When you first start, you tend to perform techniques without feeling anything in your hands. Your movements may look right, but the sensation is absent, as if you’re guessing how hard to press or how far to press. The ability to feel tension is what differentiates techniques from intuitive work. This capability is developed through slow work. It can’t be rushed.
Start by cutting the number of techniques you perform in a session. Pick a single region like the upper back and place your hands there without moving for a few seconds. Allow your hands to rest on the body and feel differences in density, temperature, and slight movements from breathing. This stillness awakens your hands and helps them become more sensitive to what they are touching before you even perform a technique.

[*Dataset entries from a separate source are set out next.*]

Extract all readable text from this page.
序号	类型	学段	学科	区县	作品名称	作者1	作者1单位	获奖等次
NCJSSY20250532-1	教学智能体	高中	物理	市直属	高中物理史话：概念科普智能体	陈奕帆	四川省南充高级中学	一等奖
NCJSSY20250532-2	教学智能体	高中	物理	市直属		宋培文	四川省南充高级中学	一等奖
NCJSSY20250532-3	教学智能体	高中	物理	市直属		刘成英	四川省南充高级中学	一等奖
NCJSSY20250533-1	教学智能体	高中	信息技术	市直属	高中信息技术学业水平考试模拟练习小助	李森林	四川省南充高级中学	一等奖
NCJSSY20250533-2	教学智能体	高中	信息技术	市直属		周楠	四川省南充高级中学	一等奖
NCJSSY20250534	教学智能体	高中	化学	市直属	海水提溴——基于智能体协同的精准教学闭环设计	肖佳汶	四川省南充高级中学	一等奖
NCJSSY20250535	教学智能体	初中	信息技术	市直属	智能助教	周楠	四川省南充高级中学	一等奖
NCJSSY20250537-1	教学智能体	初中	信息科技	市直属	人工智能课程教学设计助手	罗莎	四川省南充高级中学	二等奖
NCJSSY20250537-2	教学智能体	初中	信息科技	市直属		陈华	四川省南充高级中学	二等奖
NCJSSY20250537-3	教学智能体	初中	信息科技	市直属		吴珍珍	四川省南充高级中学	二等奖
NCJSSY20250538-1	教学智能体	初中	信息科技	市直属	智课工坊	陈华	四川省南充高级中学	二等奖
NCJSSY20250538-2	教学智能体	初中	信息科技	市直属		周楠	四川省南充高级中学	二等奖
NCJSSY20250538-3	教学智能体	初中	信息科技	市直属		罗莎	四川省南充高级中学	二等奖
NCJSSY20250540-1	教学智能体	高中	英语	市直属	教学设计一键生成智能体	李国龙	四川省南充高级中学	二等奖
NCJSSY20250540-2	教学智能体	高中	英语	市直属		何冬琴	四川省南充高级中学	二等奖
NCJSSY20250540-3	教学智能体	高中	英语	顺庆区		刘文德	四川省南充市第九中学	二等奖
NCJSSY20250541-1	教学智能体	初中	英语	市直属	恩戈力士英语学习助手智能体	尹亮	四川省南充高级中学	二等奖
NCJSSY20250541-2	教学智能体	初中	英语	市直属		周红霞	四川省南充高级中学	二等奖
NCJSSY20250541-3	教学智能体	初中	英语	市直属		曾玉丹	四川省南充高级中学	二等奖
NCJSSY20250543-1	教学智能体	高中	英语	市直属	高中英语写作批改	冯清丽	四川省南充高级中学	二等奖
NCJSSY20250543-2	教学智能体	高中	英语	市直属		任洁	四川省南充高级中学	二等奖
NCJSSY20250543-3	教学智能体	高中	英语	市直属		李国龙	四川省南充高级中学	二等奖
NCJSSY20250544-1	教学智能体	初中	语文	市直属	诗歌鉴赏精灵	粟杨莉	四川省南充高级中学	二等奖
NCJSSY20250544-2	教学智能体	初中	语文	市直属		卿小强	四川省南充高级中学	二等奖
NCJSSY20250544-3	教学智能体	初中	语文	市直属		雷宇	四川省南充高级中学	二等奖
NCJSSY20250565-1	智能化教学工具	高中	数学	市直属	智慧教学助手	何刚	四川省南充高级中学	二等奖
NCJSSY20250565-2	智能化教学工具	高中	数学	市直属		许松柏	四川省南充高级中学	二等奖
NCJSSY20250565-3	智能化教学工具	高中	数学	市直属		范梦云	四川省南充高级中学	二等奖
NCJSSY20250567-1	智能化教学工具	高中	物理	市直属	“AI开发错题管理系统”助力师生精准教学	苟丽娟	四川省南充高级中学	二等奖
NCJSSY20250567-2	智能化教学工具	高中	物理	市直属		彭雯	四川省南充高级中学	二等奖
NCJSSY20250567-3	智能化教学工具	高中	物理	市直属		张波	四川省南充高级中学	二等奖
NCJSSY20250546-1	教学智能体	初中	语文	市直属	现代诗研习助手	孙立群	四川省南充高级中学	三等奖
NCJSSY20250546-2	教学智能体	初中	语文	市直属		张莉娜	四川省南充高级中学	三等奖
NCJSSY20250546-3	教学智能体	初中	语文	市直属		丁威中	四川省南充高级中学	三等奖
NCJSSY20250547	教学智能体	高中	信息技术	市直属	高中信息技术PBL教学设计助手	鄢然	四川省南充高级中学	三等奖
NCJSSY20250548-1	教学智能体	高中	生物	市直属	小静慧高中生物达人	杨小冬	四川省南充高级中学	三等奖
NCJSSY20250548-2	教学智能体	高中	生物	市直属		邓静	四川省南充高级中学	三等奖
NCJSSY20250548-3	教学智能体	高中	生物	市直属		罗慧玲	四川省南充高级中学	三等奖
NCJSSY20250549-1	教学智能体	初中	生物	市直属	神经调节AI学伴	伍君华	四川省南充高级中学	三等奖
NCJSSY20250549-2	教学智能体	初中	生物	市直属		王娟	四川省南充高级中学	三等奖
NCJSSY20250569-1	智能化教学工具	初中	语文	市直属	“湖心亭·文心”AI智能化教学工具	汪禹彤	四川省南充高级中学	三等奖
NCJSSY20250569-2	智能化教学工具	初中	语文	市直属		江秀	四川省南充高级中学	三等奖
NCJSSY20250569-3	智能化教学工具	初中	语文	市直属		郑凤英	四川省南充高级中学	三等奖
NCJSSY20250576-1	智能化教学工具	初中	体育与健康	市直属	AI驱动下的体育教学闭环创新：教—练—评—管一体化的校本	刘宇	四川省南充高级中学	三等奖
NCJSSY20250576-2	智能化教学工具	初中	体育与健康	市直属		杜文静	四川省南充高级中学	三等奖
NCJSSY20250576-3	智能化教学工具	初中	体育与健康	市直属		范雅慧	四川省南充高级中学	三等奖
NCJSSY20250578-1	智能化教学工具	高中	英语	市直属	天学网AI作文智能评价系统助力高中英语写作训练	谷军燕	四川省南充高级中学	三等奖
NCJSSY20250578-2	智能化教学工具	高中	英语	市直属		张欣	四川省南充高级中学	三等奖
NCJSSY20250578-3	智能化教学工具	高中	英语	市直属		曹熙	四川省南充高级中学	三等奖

One of the biggest mistakes is moving too fast over the body. This prevents your hands from feeling the change in tone. You may feel productive moving this fast, but you’re often passing over areas you need to work on. Move slowly enough that you feel resistance or lack of resistance. When you find tension, pause and explore the area with small, subtle movements rather than moving on.
As soon as you can feel tension, begin paying attention to how it changes with your touch. Apply pressure and see if the tissue becomes softer, remains the same, or pushes back. Then adjust based on what you feel. If the tissue tightens, reduce pressure and slow down. If the tissue begins releasing, maintain pressure without increasing it. This creates a feedback loop between your hands and the body.
One of the easiest ways to practice this is to give a short session devoted entirely to feeling and not doing. Start with light touch and then gradually apply more pressure while paying attention to each change in sensation. Spend a few minutes in one small area before moving on to the next. This teaches your hands to recognize patterns rather than memorize techniques.
If you’re not sure whether you’re doing this correctly, focus on consistency. When your hands start becoming more sensitive and you begin moving more slowly, you know you’re improving. You’ll need to think less and less. This may not be apparent at first, but you’ll start noticing it with each session you practice.
Eventually, the guessing game diminishes. Your hands start dictating your movements, adjusting pressure and speed based on sensory feedback. Massage starts becoming less about performing techniques and more about responding to what’s actually there beneath your hands.